In reality we're already ahead of this curve, demonstrating the
vitality of improvement in the area. This has been aided in part by
architectural improvements such as a move away from island-style
designs to take the speed of advance beyond that available from
fabrication advances alone. Re-applying Moore's law (which states that
feature size is shrinking by a factor
1/alpha approximately equals 1.25
each year, Switchblade is likely to be viable by the year 2003.
Switchblade provides a logic array architecture which is
similar in basic function to some conventional logic arrays. Where it
differs greatly from conventional logic arrays is in the support
structures it provides for the low-level logic functions.

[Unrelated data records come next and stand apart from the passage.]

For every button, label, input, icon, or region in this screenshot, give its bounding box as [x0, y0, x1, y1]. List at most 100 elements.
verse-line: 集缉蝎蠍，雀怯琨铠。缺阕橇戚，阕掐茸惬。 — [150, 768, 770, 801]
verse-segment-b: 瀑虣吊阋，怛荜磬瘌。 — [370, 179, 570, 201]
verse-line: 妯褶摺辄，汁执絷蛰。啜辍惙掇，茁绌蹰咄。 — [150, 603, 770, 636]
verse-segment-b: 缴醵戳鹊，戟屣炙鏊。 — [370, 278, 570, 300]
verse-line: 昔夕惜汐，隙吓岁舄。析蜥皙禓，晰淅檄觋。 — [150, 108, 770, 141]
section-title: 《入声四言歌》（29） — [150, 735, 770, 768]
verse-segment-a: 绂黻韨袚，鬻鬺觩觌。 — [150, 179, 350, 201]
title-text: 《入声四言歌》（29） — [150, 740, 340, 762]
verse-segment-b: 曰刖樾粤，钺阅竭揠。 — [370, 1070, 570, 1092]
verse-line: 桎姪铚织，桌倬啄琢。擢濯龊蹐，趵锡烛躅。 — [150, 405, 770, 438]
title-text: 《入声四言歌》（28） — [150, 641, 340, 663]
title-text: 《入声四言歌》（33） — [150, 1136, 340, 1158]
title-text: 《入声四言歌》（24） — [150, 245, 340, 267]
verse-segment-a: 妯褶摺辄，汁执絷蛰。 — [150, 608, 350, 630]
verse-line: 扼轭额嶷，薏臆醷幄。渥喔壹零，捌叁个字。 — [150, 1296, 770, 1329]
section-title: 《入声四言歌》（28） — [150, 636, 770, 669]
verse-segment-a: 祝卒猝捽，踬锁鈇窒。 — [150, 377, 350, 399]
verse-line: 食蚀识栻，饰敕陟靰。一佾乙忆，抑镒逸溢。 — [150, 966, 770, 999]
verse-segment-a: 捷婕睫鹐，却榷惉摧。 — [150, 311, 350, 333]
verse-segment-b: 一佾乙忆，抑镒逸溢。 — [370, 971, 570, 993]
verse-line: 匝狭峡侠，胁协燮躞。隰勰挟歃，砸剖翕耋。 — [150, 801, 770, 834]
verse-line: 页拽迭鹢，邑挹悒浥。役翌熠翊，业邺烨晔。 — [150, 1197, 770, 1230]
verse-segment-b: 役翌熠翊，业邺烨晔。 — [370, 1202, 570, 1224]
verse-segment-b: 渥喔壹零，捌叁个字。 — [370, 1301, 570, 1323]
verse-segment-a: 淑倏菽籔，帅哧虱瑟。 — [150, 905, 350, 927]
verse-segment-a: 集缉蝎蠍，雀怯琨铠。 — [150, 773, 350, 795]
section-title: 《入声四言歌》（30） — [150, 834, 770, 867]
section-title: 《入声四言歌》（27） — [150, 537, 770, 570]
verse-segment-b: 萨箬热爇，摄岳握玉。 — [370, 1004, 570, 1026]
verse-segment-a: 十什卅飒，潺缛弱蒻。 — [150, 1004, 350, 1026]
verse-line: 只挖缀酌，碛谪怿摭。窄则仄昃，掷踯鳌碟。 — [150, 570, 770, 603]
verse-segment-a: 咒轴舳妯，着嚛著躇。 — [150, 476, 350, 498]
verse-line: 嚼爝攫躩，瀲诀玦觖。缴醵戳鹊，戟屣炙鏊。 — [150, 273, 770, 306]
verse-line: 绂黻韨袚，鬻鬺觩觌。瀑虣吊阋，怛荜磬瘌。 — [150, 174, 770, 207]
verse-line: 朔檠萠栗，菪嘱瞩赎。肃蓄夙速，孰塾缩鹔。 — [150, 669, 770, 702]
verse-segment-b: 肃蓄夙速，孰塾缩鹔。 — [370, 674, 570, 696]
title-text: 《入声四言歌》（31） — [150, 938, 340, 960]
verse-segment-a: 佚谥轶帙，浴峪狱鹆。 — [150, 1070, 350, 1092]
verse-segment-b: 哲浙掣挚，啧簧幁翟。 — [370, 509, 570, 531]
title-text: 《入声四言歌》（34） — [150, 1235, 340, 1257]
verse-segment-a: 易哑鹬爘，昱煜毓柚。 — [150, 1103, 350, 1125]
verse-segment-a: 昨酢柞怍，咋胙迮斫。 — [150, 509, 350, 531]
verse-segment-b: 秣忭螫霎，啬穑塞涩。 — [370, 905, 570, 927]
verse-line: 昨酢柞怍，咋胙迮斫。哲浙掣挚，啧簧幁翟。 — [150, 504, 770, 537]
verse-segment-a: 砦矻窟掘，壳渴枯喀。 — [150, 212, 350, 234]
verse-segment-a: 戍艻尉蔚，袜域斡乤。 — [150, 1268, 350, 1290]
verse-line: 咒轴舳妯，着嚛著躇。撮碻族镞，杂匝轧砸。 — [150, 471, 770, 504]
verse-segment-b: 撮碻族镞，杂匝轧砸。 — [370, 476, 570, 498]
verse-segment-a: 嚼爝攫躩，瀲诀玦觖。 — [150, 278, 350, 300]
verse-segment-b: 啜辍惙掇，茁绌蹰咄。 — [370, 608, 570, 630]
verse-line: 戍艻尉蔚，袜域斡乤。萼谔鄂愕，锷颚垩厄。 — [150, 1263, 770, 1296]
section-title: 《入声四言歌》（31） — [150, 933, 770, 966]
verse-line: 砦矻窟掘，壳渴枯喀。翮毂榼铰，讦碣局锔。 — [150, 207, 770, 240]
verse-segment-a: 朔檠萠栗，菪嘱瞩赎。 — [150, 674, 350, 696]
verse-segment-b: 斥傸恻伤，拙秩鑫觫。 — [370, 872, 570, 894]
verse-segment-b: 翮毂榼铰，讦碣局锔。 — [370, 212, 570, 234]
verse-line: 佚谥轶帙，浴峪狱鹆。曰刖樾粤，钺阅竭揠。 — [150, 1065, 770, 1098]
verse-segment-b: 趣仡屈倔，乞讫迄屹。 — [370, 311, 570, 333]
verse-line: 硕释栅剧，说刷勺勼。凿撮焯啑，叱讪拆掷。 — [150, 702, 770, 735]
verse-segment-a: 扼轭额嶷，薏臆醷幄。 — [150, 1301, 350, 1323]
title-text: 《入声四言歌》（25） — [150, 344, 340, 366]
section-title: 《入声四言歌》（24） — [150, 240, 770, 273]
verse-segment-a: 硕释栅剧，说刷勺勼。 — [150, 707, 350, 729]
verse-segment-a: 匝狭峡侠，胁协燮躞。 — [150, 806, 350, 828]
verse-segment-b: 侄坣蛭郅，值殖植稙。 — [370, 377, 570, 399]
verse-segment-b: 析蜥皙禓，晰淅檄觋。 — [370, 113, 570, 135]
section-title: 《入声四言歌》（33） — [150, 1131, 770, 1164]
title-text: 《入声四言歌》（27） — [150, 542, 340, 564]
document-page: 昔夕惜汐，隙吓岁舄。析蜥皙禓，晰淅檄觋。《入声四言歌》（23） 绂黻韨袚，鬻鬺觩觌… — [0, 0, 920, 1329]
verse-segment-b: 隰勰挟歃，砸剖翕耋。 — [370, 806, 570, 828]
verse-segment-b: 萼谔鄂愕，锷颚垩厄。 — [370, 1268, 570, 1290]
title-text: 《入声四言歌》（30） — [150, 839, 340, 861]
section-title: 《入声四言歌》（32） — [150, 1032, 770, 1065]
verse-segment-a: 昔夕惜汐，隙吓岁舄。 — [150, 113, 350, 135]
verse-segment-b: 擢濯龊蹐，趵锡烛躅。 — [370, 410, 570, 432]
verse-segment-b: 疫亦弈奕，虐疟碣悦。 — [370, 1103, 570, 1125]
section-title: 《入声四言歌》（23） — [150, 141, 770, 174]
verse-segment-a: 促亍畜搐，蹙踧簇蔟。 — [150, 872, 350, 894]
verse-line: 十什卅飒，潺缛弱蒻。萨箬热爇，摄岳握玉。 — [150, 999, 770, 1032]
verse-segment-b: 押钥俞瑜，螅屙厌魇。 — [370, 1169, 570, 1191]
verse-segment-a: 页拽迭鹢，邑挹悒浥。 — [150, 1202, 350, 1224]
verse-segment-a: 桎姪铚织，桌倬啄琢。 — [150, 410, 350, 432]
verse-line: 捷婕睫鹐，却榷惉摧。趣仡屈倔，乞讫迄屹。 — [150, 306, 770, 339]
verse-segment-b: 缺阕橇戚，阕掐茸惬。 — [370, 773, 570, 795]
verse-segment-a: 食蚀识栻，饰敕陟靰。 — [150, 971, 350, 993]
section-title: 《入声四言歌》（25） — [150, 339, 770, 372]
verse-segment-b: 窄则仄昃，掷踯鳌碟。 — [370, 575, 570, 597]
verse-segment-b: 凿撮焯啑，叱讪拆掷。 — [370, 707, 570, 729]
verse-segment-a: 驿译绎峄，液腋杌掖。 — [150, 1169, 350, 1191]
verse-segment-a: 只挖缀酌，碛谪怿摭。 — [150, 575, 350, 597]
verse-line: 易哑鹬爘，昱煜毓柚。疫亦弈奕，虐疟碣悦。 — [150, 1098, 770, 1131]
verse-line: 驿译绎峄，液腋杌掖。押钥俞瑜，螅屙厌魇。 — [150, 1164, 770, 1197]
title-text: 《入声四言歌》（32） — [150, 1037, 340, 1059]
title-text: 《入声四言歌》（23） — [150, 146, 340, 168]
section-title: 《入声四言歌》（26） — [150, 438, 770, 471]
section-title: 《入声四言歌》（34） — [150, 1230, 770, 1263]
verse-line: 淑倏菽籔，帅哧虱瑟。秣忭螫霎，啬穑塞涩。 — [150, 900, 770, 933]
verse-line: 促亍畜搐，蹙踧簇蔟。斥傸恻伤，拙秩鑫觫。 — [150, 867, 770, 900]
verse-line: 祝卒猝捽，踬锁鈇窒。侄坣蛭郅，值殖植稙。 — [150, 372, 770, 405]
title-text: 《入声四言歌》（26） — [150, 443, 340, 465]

- Multiplexed medium distance interconnect
- Multiplexing greatly reduces
interconnect costs, while allowing more resources to be flexibly
allocated to interconnect where needed.
Multiple configuration stores
Fast task switching is made possible multiple configuration
stores. They increase the utilisation of the silicon by making it
possible to gain more functionality from logic blocks without
increasing their size to a prohibitive extent.
Routable broadcast system
Routable broadcast allows transmission of signals to widespread
and user-definable areas, reducing the amount of repetitive
interconnect required. Transmission is multiplexed, making it cheap to
distribute a large number of potentially useful signals to a wide
area.
Self-reconfiguration system
The configuration system allows both system-controlled configuration
and user-controlled configuration from any point in the array. There
are no restrictions on the number of independent areas which can be
simultaneously reconfigured. This system offers both high speed and
great flexibility in the way it can be reconfigured.
Security
Low-level security features provide primitives for protection
between tasks. The two level user/system security model provides
enough security support for sophisticated operating system security models to be
built on top of it.
Genetic algorithms
Genetic algorithms provide an interesting alternative to
conventional human methods of computer design. The results obtained by
applying a genetic algorithm to logic array design were surprising and
revealing.
The features that Switchblade's logic architecture
provides are geared at providing a structure for a complete computing
system based around a logic array architecture. This is a significant
advance upon existing systems which either treat logic arrays as
simple hardware devices or assume that they are a coprocessor to a
more complex computing device. The features described here only go
part of the way to realising the goal of a complete logic array
computing device - the next chapter describes the final step;
virtualising the logic array itself.